Le développement de normes permet la construction participative de moyens de protection des données personnelles dans un contexte de globalisation des échanges. Ainsi, les normes ISO pour la protection des données personnelles répondent aux exigences de responsabilisation des acteurs fixées par la révision du cadre légal et réglementaire européen et permettent d’améliorer les relations de confiance entre les différentes parties prenantes d’écosystèmes de plus en plus complexes. Elles permettent, comme avec la norme ISO/IEC 27018, de mettre en place un dispositif d’encadrement des relations contractuelles et de mise en conformité.

Le recours aux normes semble en effet être un outil  approprié pour répondre aux nouvelles opportunités technologiques que sont le Cloud Computing, le Big Data, la business intelligence ou le Machine Learning, mais également aux réglementations en cours d’élaboration concernant la protection des données personnelles. 

 


[1] Voir en ce sens le Décret n°2009-697 du 16 juin 2009 relatif à la normalisation.

[2] Voir en ce sens l’article 2.4 de l’accord sur les obstacles techniques au commerce qui stipule «  dans le cas où les règlements techniques sont requis et où des normes internationales pertinentes existent ou sont sur le point d’être mises en forme finale, les [Etats] Membres utiliseront ces normes internationales ou leurs éléments pertinents comme base de leurs règlements techniques (…).

[3] Dont la correspondance en droit français figure aux articles 34, 34 bis et 35 de la Loi 78-17 du 6 janvier 1978 modifiée relative à l'informatique, aux fichiers et aux libertés.

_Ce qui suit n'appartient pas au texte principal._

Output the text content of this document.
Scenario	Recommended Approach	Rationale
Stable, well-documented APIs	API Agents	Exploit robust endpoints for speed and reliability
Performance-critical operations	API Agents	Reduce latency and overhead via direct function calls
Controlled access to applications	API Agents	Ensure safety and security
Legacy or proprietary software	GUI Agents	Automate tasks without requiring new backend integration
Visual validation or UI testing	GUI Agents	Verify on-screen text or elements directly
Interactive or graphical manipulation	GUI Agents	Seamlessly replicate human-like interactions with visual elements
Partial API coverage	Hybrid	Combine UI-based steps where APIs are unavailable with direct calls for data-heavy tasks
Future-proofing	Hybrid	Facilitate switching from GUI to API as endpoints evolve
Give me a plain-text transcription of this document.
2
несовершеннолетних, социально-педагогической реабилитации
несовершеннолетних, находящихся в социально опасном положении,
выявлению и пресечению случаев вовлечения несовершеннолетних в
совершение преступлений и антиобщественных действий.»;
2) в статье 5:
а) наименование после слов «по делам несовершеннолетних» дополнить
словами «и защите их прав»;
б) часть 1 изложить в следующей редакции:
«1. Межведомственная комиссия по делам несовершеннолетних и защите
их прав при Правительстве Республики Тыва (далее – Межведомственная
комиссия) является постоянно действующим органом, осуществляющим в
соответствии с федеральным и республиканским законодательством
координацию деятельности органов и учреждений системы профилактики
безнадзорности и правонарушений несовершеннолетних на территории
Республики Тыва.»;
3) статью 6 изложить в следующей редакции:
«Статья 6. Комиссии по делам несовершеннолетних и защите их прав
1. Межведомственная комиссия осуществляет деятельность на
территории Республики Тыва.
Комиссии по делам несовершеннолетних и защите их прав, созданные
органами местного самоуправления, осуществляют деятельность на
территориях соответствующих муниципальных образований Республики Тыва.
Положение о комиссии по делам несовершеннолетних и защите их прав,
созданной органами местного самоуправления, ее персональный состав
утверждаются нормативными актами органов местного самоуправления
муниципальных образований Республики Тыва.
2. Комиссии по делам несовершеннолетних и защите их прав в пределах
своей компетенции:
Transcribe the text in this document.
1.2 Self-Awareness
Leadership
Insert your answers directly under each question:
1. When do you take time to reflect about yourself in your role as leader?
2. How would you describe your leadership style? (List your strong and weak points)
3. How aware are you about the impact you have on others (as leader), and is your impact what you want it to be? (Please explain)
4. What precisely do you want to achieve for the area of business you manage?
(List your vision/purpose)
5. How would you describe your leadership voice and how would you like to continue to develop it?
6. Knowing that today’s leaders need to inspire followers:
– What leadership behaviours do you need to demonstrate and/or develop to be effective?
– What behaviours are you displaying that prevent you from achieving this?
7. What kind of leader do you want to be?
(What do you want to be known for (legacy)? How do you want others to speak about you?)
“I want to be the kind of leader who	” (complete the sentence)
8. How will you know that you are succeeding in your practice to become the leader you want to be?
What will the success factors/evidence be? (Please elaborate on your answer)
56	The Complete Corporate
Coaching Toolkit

[4] Voir en ce sens « le droit souple vu de la CNIL : un droit relais nécessaire à la crédibilité de la régulation des données personnelles », Isabelle Falque-Pierrotin, rapport du Conseil d’Etat sur le droit souple p. 257.

[5] Mesures pour traiter les risques sur les libertés et la vie privée, éd. 2012, p.81

[6] Voir la proposition de règlement du Parlement européen et du Conseil relatif à la protection des personnes physiques à l'égard du traitement des données à caractère personnel et à la libre circulation de ces données (règlement général sur la protection des données) et les amendements relatifs

[7] Voir en ce sens l’article A.9 « accountability » de la norme ISO/IEC 27018.

[8] Voir les normes ISO/IEC 27001 et ISO 27002 sur http://www.iso.org

[9] Ce groupe a été institué par la directive 95/46/CE et est composé des 28 autorités de protection des données personnelles en Europe (CNIL, ICO, AEPD, etc.).

[10] Communication de la Commission européenne sur la stratégie en matière de Cloud, COM2012 229.